“Empire of Light”, un film in cui Sam Mendes esplora i sentimenti di un’epoca immalinconita.

di Lori FALCOLINI

Il cinema “è l’unico mezzo a disposizione di tutti per interrompere il noioso, prolisso e lunghissimo film della nostra coscienza quotidiana”

(G.O.Gabbard, K.Gabbard Cinema e psichiatria)

Ambientato nel Regno Unito all’inizio degli anni Ottanta agli albori dell’era di Margaret Thatcher con la disoccupazione, il rumore crescente delle tensioni razziali, gli skinheads ma anche la musica, i film e la cultura pop di quegli anni, Empire of light (2022), il nuovo film di Sam Mendes, pone al centro della narrazione un vecchio cinema di provincia. Grazie alle sue ampie vetrate che guardano il fuori ma lasciano anche intravedere ciò che accade dentro, l’Empire è la metafora dell’arte cinematografica ma anche espressione della separazione tra interiorità e esteriorità, un tema caro al regista britannico.

L’Empire è lì, di fronte al mare, imponente come una cattedrale eppure già in crisi. La parte superiore del cinema, ormai in disuso, è abitata dai colombi. In questo vuoto  nasce il rapporto tra due “diversi”: una donna bianca di mezza età ed un giovane nero. Hillary (Olivia Colman) gestisce il cinema ed è in cura per problemi psichiatrici, conduce una vita solitaria, ama la poesia e, a parte pulire, non si ferma mai nella sala cinematografica a vedere un film. Stephen (Micheal Ward), vittima designata di una società razzista, è l’ultimo arrivato tra i dipendenti dell’Empire. In attesa di essere accettato da una università e nonostante una delusione amorosa, Stephen è aperto alle opportunità che la vita gli offre, come il bacio di Hillary sulla sua bocca. La sua passione è la musica controcorrente che mescola ritmi “bianchi” e “neri”, The Specials, The Beat…

Intorno a Hillary e Stephen, Empire of light racconta con rapide pennellate una comunità di personaggi che in modi diversi hanno trovato rifugio nel cinema; ne fa parte anche lo squallido proprietario dell’Empire (Colin Firth) che abusa della sottomissione di Hillary imponendole rapporti sessuali consumati frettolosamente nel suo studio.

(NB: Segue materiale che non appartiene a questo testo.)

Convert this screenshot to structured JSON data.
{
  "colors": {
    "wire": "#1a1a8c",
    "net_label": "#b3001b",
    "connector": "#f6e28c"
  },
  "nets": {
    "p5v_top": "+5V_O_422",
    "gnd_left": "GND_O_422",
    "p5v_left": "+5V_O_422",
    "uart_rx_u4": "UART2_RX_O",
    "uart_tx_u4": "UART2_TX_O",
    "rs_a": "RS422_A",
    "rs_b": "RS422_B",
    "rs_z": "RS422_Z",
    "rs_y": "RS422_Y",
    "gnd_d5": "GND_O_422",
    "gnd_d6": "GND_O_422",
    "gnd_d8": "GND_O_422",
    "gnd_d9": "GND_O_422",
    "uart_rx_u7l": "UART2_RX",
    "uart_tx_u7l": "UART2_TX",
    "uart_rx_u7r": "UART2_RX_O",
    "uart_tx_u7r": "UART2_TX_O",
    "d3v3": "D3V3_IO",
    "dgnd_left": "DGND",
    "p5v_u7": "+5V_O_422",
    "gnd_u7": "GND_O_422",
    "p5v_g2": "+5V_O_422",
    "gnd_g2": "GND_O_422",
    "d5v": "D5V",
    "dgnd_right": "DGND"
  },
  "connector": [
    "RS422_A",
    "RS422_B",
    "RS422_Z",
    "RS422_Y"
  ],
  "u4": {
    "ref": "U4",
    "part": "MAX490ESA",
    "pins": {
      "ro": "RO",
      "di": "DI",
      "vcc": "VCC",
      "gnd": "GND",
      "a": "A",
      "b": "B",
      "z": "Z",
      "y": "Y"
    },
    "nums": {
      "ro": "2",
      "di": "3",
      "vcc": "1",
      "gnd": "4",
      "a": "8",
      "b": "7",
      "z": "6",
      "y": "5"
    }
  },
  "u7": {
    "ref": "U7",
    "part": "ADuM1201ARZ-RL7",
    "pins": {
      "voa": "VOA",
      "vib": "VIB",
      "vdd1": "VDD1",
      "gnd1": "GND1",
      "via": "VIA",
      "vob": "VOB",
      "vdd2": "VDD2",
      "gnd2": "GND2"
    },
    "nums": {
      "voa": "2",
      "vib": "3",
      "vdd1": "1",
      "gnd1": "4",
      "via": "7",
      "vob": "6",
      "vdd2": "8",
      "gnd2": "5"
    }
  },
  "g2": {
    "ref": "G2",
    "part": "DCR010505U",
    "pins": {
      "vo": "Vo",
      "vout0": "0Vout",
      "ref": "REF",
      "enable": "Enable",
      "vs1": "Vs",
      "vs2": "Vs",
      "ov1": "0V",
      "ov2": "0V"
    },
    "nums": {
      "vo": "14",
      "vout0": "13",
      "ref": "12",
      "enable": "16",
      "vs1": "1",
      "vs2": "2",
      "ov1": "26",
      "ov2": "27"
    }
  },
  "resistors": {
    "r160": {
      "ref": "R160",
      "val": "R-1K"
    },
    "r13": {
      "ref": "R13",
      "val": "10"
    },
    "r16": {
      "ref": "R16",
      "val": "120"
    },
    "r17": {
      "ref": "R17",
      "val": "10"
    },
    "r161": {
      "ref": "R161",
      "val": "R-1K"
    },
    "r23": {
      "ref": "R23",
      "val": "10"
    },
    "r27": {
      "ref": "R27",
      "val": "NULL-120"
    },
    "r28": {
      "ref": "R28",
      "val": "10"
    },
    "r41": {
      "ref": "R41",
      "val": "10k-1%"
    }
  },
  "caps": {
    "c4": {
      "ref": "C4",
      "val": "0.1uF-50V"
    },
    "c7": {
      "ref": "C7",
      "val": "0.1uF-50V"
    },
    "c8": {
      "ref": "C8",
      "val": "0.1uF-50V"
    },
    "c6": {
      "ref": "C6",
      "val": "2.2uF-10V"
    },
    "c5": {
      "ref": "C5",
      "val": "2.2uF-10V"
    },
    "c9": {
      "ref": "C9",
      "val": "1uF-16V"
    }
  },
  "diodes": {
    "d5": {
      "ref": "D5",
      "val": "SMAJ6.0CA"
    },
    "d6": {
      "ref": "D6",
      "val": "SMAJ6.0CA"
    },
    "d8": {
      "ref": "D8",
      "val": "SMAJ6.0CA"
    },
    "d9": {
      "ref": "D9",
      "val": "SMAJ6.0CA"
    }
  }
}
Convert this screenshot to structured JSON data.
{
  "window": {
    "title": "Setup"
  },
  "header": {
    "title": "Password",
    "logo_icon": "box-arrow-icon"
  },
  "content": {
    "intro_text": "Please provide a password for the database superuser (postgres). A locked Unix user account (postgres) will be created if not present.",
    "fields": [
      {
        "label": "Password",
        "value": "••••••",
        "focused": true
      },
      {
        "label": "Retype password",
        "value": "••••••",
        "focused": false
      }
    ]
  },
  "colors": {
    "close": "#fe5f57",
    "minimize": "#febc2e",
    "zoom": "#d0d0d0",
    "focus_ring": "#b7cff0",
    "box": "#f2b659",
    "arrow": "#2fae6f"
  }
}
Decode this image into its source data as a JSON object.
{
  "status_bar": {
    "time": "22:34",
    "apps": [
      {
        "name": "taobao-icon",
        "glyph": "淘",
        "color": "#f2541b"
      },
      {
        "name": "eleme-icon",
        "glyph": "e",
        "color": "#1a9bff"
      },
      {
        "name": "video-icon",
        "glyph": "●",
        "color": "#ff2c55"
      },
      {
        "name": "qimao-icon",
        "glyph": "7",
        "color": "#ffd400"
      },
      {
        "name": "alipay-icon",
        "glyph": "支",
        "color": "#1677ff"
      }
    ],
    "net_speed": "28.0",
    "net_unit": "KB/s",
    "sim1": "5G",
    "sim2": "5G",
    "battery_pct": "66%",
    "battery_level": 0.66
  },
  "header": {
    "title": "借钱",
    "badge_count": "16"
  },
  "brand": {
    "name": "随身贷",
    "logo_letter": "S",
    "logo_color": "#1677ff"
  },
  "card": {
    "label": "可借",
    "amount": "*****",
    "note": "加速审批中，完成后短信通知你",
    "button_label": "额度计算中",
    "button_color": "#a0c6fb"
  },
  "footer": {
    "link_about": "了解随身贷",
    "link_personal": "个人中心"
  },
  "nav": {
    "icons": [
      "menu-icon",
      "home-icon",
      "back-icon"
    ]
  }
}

Sam Mendes, pluripremiato regista di cinema e teatro, premio Oscar per American Beauty (1999), costruisce una storia che si nutre della riflessione sui legami e dell’importanza del cinema e di ogni altra forma d’arte nel riparare le ferite della vita. Non a caso la scrittura di questo film nata durante la pandemia COVID parte dal bisogno, come dice lo stesso regista, di “riesaminare la propria vita” e sembra terminare con la pacificazione. Ogni cosa diventa possibile grazie alla magia del cinema. L’importante è aprirsi alla vita Oltre il giardino, come suggerisce il proiezionista (Toby Jones) ad Hillary proiettando per lei la storia del compassato giardiniere del film di Hal Ashby, un alienato che tutti scambiano per un guru.

Empire of light ha avuto, tra gli altri riconoscimenti,  la nomination all’Oscar 2023 per la migliore fotografia (R.Deakins) e la nomination al Golden Globe 2023 per la migliore attrice (O.Colman). Nelle sale cinematografiche.